Few Americans today know of Peleliu, a speck of an island in the southwest Pacific.  A part of the Palau group of the Caroline Islands, Peleliu is only six miles long and two miles wide.  It lies 550 miles due east of the Philippines in splendid isolation.  Covered with dense green vegetation and surrounded by turquoise-blue water lapping against white sandy beaches, Peleliu appears to be a tropical paradise.

Of all the unnecessary U.S. operations of World War II, Peleliu was both the most unnecessary and the costliest.  During the summer of 1944 our high command decided that Gen. Douglas MacArthur would finally return to the Philippines with a landing on Leyte Island, scheduled for October.  To protect his flank it was thought that Peleliu, with a large Japanese airfield, must be secured.  Adm. William “Bull” Halsey argued in vain that the operation was unnecessary, that Peleliu should be leapfrogged.

The Marine in command of the operation, Maj. Gen. William Rupertus, estimated that it would require only two or three days to secure the island.  A 55-year-old career officer and veteran of the Guadalcanal and Cape Gloucester campaigns, Rupertus understood the tenacity and fanaticism of the Japanese.  Neither Rupertus nor U.S. intelligence, though, knew the Japanese had turned Peleliu into one big pillbox.  In hundreds of underground caves and tunnels, some with steel doors, they had 14,000 crack troops and ammunition and materiel stockpiled.

For several days before the invasion, Navy ships shelled Peleliu.  Naval and Marine aviators dropped bombs on the island.  Much of the island’s vegetation was obliterated.  The Navy admiral in command, Jesse Oldendorf, announced that the Navy had “run out of targets.”  Piece of cake.  The Marines would walk ashore.
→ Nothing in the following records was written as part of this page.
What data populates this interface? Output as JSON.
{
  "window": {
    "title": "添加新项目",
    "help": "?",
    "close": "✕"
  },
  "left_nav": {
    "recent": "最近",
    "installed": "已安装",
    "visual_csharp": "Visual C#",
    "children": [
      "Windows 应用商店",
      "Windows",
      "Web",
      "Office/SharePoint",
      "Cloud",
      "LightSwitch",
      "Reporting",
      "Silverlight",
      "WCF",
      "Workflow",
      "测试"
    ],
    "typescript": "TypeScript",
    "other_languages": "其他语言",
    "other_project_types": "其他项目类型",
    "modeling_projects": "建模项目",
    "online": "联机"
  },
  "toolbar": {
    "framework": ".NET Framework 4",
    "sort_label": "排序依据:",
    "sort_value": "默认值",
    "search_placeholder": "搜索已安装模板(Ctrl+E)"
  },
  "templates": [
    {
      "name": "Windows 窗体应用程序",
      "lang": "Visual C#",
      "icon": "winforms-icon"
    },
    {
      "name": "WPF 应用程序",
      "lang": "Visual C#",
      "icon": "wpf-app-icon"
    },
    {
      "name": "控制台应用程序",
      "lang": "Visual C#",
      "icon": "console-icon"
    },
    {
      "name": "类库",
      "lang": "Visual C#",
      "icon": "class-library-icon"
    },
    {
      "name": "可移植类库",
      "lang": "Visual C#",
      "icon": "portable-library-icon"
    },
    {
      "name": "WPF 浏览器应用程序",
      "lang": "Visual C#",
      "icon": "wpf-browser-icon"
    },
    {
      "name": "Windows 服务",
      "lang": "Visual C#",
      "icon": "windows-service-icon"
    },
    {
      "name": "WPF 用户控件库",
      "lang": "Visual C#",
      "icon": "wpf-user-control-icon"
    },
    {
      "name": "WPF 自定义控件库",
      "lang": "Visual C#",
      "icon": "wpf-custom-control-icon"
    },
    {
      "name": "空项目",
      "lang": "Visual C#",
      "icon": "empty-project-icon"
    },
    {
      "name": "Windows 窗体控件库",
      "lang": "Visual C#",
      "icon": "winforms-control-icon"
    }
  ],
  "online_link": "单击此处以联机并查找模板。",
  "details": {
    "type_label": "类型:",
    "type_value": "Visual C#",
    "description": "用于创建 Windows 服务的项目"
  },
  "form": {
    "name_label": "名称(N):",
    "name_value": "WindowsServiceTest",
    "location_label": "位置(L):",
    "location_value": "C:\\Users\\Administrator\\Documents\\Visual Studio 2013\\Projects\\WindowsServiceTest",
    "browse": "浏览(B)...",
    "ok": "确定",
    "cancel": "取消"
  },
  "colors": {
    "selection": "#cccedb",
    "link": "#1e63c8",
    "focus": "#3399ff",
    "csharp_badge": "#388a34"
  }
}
At 0830 on 15 September 1944, as Marines neared the beach, Japanese machine-gun, mortar, artillery, and small-arms fire suddenly roared from hundreds of concealed positions.  The noise was deafening.  Some landing craft exploded in balls of flame.  The smoke was so thick it was like a dense fog.  “It was the closest thing to Hell,” said a Navy coxswain, “I ever want to see.”  Some cursing, some praying, some silent, the Marines of the 1st, 5th, and 7th Regiments of the 1st Marine Division came stumbling ashore.

As difficult as the landing was, it was merely a warm-up to taking the island’s high ground, the Umurbrogol Mountains.  Aided by the rugged terrain, their careful preparation, and new tactics, the Japanese would inflict more than twice as many casualties on the Marines on Peleliu as they had on Tarawa.  Proportionally, Marine casualties on Peleliu equaled those suffered on Iwo Jima.  Iwo is well known.  Peleliu is all but unknown.

The 1st Marine Regiment, commanded by Col. Lewis “Chesty” Puller, already a legend in the Corps, suffered the brunt of the casualties.  The Regiment’s 1st Battalion had an astounding casualty rate of 71 percent; 2nd Battalion, 56 percent; 3rd Battalion, 55 percent.  How the regiment remained operational is inexplicable.  Instead of the two or three days of fighting that had been anticipated, the Marines fought for more than a month and suffered nearly 9,000 casualties.  Eight men received the Medal of Honor, most awarded posthumously.

Savage, small-unit actions occurred daily from one end of the island to the other—in the Five Sisters, at China Wall, in Death Valley, on Bloody Nose Ridge, along Wildcat Trail.  Russell Davis, a Marine rifleman with 2/1, described what it was like:

I picked up the rifle of a dead Marine and I went up the hill.  I remember no more than a few yards of scarred hillside, blasted white with shellfire and hot to touch.  I didn’t worry about death anymore.  I had resigned from the human race.  I only wanted to be as far forward as any man when my turn came.  My fingers were smashed and burned, but I felt no pain.  I crawled and scrambled forward and lay still, without any feeling toward any human thing.  In the next hole was a rifleman.  He peered at me through red and painful eyes.  Then we both looked away.  I didn’t care about him.  He didn’t care about me.  I thought he was a fool and he probably thought I was the same.  We had both resigned from the human club.  As a fighting outfit, the First Marine Regiment was finished.  We were no longer even human beings.  I fired at anything that moved in front of me.  Friends or foe.  I had no friends.  I just wanted to kill.


During late October the Marines, having annihilated all but a few holed-up Japanese, were relieved by soldiers of the 81st Infantry Division and taken by boats to Navy ships offshore.  As the Marines struggled up the cargo nets onto the decks of the ships, they were stunned to see Navy officers scrubbed, clean shaven, and starched.  One of the ship’s officers asked, “Got any souvenirs to trade?”  A Marine stood silent for a moment, then reached down and patted his own rear end.  “I brought my ass out of there, swabbie.  That’s my souvenir of Peleliu.”